Dada la situación del COVID-19, muchas personas se habrán visto afectadas, y se habrán visto obligadas a hacer cambios en sus planes, tales como aplazar su boda, anular un viaje importante, aplazar una operación o enfrentarse a un despido, entre otras situaciones. 

Evidentemente, a diferencia de los cambios voluntarios, los cuales se tienden a vivir mejor y a ver su parte positiva, estos cambios de planes impuestos por la situación del COVID-19 seguramente supondrá un contratiempo para algunos. 

En este sentido, las fases y emociones que podemos experimentar con estos cambios de planes, son muy parecidas a las fases del duelo que se experimentan tras una ruptura de pareja. 

  • En primer lugar, puede que experimentéis la fase de shock, dónde os sintáis desorientados y paralizados. En realidad es una etapa de corta duración que aísla del impacto psicológico. 
  • Posteriormente, pasaréis a la etapa de la pena, dónde os podréis sentir irritables, tristes, solos y con ganas de llorar. 
  • Generalmente, después sigue la fase de la adjudicación de la culpa, dónde hay la necesidad de encontrar sentido a lo que ha pasado e incluso de buscar un responsable. La emoción que caracteriza esta fase es la rabia. Puesto que la situación del COVID-19 no nos permitirá encontrar a un culpable, porque no deja de ser un virus, puede que juzguemos la mala gestión de la empresa, o bien del centro sanitario, o incluso que nos lamentemos de las propias decisiones, por ejemplo, si hubiera decidido hacer el viaje en setiembre en lugar de en Abril, esto no me hubiera pasado. 
  • Entonces, vendría la etapa del adiós, dónde pasaréis a aceptar la situación, aunque es un momento difícil puesto que solemos tener una sensación agridulce y de resignación. 
  • Por último, está la etapa de la reconstrucción, dónde podréis empezar a reconstruir de forma activa esos planes, ya sea posponiéndolos en caso del viaje o la boda, buscar alternativas o soluciones en el caso del despido. 

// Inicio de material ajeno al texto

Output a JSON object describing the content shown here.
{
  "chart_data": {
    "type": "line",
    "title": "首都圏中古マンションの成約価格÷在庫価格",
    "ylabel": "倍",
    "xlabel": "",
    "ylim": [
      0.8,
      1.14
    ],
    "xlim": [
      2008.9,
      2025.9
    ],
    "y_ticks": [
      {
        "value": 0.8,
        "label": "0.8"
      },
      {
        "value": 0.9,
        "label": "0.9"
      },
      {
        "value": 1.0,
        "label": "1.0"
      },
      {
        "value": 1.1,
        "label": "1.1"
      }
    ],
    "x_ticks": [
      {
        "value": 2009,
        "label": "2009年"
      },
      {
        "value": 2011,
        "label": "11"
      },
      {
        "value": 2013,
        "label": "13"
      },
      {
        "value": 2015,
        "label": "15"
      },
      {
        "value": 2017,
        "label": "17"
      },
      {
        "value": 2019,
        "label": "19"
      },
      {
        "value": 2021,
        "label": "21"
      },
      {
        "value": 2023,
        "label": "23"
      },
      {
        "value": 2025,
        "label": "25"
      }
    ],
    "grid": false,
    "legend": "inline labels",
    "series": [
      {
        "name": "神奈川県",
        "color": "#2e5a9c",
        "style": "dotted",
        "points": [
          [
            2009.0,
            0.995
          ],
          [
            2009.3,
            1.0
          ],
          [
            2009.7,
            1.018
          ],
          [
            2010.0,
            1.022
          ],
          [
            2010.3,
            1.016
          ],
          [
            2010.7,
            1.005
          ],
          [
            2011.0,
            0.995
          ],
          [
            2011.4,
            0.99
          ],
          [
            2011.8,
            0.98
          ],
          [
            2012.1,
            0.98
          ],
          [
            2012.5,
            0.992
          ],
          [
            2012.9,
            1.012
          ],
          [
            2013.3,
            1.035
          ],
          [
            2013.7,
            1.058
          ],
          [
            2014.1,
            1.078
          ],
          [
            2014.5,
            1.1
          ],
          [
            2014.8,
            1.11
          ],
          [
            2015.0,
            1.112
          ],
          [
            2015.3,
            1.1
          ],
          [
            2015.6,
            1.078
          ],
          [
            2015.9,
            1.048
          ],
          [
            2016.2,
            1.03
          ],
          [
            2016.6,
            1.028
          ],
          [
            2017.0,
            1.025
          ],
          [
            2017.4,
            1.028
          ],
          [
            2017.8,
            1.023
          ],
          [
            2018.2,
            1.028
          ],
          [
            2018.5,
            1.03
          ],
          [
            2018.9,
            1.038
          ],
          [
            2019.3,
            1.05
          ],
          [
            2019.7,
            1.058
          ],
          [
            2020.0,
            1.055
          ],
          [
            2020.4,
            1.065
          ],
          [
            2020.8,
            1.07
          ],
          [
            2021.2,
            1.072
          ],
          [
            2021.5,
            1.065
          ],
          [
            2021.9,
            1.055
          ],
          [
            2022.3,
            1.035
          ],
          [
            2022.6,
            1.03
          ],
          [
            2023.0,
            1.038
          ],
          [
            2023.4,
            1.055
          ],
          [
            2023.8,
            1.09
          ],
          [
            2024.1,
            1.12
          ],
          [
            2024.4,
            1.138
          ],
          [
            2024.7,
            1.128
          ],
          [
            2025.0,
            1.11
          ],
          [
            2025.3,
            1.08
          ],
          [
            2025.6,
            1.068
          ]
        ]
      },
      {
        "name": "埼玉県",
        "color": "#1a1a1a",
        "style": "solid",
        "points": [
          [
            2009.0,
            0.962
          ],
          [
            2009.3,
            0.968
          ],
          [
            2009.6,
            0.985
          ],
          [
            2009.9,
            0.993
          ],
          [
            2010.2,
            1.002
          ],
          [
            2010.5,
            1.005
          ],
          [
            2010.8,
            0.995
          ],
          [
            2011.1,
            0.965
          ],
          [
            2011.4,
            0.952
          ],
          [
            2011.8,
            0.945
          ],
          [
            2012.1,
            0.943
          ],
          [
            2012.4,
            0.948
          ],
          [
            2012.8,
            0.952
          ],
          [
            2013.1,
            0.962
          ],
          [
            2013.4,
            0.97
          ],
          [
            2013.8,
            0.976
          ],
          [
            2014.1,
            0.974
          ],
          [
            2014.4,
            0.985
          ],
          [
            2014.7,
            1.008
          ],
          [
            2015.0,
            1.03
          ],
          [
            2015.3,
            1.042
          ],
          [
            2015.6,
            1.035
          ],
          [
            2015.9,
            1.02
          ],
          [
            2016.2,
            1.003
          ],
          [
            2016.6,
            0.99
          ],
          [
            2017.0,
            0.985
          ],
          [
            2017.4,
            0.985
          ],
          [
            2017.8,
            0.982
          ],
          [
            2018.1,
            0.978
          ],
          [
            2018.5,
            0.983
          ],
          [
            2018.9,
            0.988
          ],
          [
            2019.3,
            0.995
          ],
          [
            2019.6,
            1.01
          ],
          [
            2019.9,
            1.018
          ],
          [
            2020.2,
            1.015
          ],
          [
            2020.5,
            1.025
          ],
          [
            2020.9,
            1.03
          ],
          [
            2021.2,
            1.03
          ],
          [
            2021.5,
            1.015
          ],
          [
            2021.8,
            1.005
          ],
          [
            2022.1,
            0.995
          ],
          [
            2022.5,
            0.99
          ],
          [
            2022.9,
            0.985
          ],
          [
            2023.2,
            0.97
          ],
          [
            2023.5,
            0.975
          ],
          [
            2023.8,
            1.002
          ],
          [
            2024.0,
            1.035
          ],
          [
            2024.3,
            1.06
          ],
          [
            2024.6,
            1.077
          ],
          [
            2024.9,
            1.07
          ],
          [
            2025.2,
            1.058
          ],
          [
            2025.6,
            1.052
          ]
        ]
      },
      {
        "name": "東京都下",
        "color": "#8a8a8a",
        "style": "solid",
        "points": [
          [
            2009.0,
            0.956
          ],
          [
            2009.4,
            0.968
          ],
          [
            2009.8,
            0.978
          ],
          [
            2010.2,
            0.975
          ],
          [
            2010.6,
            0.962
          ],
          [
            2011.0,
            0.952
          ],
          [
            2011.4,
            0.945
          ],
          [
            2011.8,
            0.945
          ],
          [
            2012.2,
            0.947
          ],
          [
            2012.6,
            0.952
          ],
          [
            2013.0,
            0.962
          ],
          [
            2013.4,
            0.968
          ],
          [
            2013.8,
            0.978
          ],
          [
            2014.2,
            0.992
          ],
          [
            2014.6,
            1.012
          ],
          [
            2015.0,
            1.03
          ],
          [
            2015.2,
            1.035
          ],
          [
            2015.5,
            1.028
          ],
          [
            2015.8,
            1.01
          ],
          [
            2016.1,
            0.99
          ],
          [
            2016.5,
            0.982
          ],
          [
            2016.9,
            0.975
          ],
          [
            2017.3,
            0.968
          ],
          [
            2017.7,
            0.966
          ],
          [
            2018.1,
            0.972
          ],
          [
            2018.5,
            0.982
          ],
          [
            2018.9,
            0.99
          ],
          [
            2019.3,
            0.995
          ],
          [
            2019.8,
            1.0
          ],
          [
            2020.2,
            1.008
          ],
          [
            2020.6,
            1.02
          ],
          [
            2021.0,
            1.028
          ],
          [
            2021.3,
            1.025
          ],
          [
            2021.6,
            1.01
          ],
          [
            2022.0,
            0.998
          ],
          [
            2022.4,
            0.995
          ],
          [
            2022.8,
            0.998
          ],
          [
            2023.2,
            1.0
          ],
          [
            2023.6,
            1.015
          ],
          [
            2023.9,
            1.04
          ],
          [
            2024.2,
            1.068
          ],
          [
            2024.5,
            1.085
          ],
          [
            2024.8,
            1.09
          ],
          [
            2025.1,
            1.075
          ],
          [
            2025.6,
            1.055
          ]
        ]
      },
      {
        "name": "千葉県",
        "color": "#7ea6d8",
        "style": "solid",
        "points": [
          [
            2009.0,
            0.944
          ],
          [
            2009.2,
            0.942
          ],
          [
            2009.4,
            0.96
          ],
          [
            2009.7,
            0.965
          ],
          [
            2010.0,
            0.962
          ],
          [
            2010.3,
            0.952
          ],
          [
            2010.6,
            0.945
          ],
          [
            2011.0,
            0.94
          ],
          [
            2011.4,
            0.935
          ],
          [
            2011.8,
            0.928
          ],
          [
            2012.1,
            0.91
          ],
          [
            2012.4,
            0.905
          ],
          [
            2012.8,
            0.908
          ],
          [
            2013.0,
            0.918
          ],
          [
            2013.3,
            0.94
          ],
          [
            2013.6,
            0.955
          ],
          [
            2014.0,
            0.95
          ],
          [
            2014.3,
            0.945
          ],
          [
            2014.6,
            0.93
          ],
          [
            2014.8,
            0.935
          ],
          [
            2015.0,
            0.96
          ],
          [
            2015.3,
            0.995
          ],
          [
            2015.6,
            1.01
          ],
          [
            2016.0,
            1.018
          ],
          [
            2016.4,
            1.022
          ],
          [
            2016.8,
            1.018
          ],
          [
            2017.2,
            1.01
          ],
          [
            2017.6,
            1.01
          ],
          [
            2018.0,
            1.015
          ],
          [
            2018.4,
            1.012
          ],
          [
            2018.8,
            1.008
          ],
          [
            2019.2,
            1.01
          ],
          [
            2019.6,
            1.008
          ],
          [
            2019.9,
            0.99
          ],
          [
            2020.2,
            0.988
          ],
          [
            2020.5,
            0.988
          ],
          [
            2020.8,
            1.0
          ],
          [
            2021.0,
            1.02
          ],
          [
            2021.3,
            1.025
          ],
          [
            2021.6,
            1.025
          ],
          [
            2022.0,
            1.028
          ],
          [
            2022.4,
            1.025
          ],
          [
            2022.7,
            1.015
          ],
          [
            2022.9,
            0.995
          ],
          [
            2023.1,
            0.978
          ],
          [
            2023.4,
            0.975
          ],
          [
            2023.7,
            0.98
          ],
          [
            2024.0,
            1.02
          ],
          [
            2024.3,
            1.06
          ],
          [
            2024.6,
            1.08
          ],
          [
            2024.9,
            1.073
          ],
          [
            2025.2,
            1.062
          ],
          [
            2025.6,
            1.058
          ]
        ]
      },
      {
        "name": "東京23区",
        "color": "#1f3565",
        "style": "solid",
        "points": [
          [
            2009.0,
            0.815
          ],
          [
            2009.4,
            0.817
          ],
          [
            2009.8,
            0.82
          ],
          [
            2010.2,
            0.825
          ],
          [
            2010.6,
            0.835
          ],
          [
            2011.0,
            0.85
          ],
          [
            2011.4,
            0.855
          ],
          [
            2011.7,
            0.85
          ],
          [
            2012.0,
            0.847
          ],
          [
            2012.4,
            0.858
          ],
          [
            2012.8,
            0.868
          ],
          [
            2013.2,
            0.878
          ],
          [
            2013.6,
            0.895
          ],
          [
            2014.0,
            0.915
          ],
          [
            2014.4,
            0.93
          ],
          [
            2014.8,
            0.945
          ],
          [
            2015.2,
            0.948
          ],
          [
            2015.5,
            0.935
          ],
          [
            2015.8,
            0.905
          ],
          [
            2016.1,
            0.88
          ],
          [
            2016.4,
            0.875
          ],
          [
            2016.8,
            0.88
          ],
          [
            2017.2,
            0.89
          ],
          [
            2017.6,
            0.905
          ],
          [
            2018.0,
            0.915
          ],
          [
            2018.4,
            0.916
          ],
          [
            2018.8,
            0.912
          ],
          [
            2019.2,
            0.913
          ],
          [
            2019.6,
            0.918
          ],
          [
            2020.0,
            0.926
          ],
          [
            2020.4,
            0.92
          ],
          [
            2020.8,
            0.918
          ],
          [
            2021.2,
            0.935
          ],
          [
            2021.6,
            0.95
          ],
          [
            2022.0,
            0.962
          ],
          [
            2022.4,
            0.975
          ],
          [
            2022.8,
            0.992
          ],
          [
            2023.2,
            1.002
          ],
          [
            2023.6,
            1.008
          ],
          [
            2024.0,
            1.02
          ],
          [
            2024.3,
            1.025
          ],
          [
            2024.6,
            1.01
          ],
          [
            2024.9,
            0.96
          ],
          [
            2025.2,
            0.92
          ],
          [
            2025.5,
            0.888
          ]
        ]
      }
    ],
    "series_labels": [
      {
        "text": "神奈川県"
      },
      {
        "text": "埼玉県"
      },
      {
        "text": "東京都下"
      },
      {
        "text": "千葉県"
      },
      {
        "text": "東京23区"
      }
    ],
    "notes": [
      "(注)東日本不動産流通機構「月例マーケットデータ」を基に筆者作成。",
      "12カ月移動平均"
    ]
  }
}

Por lo tanto, sabiendo estas fases que seguramente pasaremos, en menor o mayor medida, en función de lo relevante que sea el cambio, lo más importante para enfrentarse a él, es no resistirse. Puede generar mucho miedo, frustración, tristeza y rabia, pero generalmente es inevitable. 

Ante esta situación, debemos asumir que este cambio conllevará una pérdida. Esta puede ser algo material, algo económico o algo emocional. Sin embargo, es importante mantener una actitud flexible y optimista. 

Es importante remarcar también que, aceptar un cambio que nos ha venido impuesto no suele ocurrir de inmediato, por lo tanto, date tiempo para procesarlo, permítete sentir todas esas emociones negativas y  poco a poco ir aceptando la situación. Esta aceptación nos permitirá centrarnos en las soluciones y nuestros recursos de afrontamiento. 

Por la situación que estamos viviendo, también es esencial que vayas día a día, puesto que si planeas demasiado, puedes volverte a encontrar con más cambios. 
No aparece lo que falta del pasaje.